Due to shut down of the plants and non-utilisation of raw materials and other items and also holding of inventory including finished goods as such over the period from 8th September, 2024 upto 31st December, 2024, the management of the company considered it appropriate to physically verify the materials as lying at factories with a view to determine realizable values or values in use of various items of inventories including raw materials, packing materials, coal, finished goods, stock-in-process and also stores items. Accordingly, physical verification of inventories was carried out at Halvad Plant by technical persons and it was reported to the management that:
i.
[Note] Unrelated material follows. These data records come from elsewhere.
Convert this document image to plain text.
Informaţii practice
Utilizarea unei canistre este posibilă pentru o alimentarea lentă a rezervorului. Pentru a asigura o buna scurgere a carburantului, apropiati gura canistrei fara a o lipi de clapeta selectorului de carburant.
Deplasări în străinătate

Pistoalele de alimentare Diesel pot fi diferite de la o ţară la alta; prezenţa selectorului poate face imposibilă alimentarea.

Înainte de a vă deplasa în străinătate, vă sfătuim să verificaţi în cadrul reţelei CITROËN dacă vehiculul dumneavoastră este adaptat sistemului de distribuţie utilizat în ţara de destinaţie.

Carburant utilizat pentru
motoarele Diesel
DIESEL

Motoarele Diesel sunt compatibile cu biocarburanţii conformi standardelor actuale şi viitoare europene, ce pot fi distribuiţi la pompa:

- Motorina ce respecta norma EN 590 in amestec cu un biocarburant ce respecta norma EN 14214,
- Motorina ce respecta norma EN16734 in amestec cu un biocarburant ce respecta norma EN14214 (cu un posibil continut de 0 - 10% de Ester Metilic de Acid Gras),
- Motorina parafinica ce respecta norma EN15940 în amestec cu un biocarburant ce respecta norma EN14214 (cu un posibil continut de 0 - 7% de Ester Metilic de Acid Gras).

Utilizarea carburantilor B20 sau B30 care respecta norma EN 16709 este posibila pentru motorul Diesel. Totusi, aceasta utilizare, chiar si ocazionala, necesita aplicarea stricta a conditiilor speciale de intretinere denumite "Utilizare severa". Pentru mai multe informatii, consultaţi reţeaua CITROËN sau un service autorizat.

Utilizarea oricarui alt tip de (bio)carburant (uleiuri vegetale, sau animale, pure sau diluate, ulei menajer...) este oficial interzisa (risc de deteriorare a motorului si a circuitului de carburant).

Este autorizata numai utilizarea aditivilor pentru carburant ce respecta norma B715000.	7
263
The quality of raw materials of various grades i.e. waste paper has been degraded such that it will give low yields and low strength due to water mixing in paper fiber, moisture, fungal growth, environmental effects and other factors relating to storage and natural effects.
ii. The quality of various items of chemical deteriorated due to self-life and other factors affecting the chemical composition of respective items.
iii. The packing material quality deteriorated due to damage to material on account of non-use and time factor.
iv. The quality of coal deteriorated due to moisture, non-use and natural effects.
However, considering the effects of assessment as already given to the valuation of inventories in December-2024 and on further assessment of quality as at 31st March, 2025 for the financial year ended 31st March, 2025 no further write down was deemed appropriate by the management in respect of various items of inventories.
The standalone financial statements for the year ended includes the above effect of inventories write-down off Rs. 973.64 under the respective heads of expenses
v) The Standalone Financial Statements were authorised for issue by the Board of Directors on 29th May, 2025.
x) The previous year’s figures have been reworked, regrouped and reclassified wherever necessary so as to make them comparable with those of the current year.
The Standalone Financial Statements have been presented in Indian Rupee (?) in Lakhs rounded off to two decimal points as per amendment to Schedule III to the Companies Act, 2013.
The figures wherever shown in bracket represent deductions.